"I could barely understand you, I could barely understand your fucking intention."
Itu adalah kalimat pertama yang terlontar dari mulut gue tepat ketika Niall menampakan batang hidungnya di muka pintu tenda, dengan kondisi wajah yang masih dipolesi oleh make up.
Si pemilik tubuh hanya terdiam, melihat gue dengan tatapan yang enggak akan pernah gue deskripsikan. Selama delapan tahun ini, gue tumbuh bersama dia; gue mengenalnya sejak gue remaja hingga dewasa, sejak gue berpikir gue mengenalnya hingga pada akhirnya gue benar-benar mengenalnya.
Tapi rasanya, gue gak akan pernah kenal sama Niall.
Gue enggak pernah tau apa mau dia.
Dulu gue berpikir, that would be nice if I could just date him. Gue enggak menyangka bahwa menyukai Niall akan membuat semuanya rumit; gue enggak pernah menyangka bahwa gue akan menyukainya dalam hal romantis.
"Remember when we kissed?" kaki Niall mulai menapak ke depan, perlahan mendekati gue yang sedang duduk di pinggiran kasur. "Remember that night after my birthday party?" dia kemudian duduk di sebelah gue, nadanya begitu rendah, seperti ada sesuatu yang mengganjal yang ingin ia ungkapkan ke gue.
Gue tertegun. Tidak ada satu patah kata pun yang keluar dari mulut gue. Sementara Niall duduk di samping gue, tubuhnya miring sedikit agar ia dapat menatap gue, tapi saat ini gue sedang menatap lurus ke arah pintu yang masih terbuka, menampakkan pepohonan rindang yang terbalut hitamnya gelap malam.
"What do you want?" tanya Niall, membalikkan pernyataan tersebut menjadi sebuah pertanyaan ke gue yang sebenarnya dia pun udah tau jawabannya apa. Nada suaranya sekarang sedikit lebih meninggi, entah apa yang ia maksud dengan intonasi tersebut.
Gue sama sekali tidak berkutik, mulut gue terkatup keras, enggan untuk berbicara apapun.
Tapi sekarang tangannya sudah berani memegang bahu gue, dengan tenaganya yang jauh lebih besar itu, dia berhasil memaksa gue untuk melihat ke arahnya. "Talk to me, Avril, talk to me."
"Do not touch me," pada akhirnya gue membuka mulut. "You told me, Niall, what do you want?"
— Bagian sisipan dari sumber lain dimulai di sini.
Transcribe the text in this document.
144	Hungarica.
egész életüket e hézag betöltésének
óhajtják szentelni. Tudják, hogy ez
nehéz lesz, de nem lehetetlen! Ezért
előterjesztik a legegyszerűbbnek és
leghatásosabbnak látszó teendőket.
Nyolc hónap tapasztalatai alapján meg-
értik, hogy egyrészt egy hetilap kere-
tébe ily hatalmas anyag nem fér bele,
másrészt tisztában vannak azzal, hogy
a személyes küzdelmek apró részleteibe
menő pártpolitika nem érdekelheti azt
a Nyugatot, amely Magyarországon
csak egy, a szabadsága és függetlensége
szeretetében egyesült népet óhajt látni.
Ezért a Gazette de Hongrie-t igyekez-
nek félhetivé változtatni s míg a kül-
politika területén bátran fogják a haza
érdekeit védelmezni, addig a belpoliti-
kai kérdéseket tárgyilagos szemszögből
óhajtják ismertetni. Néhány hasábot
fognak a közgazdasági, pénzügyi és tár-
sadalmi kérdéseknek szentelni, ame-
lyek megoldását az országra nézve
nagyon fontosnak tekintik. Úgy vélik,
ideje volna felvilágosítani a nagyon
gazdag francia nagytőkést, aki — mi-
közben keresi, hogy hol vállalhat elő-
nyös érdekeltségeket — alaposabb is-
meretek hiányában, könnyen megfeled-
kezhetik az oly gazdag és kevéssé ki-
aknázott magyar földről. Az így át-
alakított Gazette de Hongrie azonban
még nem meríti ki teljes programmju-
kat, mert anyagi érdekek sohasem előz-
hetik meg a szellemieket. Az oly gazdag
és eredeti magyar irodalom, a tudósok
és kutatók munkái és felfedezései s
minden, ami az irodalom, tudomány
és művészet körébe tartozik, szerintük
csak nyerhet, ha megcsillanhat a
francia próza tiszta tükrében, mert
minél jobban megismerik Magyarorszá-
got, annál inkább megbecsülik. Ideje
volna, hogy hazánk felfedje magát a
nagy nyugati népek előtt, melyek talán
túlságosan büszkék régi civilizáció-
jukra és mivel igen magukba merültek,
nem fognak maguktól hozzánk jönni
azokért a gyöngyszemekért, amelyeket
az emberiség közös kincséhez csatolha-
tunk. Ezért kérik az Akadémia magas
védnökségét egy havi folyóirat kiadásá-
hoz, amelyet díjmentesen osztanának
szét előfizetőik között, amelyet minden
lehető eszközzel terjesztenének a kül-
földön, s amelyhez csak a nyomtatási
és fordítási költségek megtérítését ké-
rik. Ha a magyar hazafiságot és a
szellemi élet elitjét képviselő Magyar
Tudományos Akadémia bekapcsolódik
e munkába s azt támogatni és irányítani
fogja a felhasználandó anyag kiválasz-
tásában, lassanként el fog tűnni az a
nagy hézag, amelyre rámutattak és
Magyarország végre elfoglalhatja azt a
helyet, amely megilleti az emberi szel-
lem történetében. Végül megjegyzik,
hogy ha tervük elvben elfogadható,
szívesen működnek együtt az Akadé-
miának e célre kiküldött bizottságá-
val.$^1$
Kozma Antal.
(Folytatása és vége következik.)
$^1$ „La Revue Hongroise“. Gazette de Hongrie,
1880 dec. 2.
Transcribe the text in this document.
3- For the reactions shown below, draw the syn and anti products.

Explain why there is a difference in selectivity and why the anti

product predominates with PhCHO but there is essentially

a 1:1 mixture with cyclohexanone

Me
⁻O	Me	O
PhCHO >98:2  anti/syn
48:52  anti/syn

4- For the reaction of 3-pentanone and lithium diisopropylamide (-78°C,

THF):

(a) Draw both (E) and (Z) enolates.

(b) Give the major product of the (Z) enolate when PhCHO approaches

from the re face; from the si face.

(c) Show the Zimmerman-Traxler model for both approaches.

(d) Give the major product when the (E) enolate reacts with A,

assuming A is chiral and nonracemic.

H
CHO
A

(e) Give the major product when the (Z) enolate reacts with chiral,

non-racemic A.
Dia tergelak. "Isn't it pretty clear the one who wants us to be best friends was you? Remember when you were drunk you said that we are super duper mega best friend once I asked you what are we?"
Kali ini gue yang tergelak. "Isn't it pretty clear that you're still in love with Anne?" tanya gue kembali. "You could barely say a word about you moving on and what do you expect from me? Me being okay with you not moving on from her and proceed to be in a fucking relationship with the man who can't be moved? What a pity."
Niall menghembuskan nafasnya gusar sebelum akhirnya ia mengacak-acak rambutnya. "We have never seriously talked about this!"
"And? Is it giving you privilege to give me a mixed signal? Or is it just you being that 'I'll-kiss-all-the-women-got-punched-in-the-head'? Fuck you. Fuck Anne. Go fuck everyone but not me, Mr. Horan."
"Fuck," umpatnya. "can you just keep it chill while we talk about this?"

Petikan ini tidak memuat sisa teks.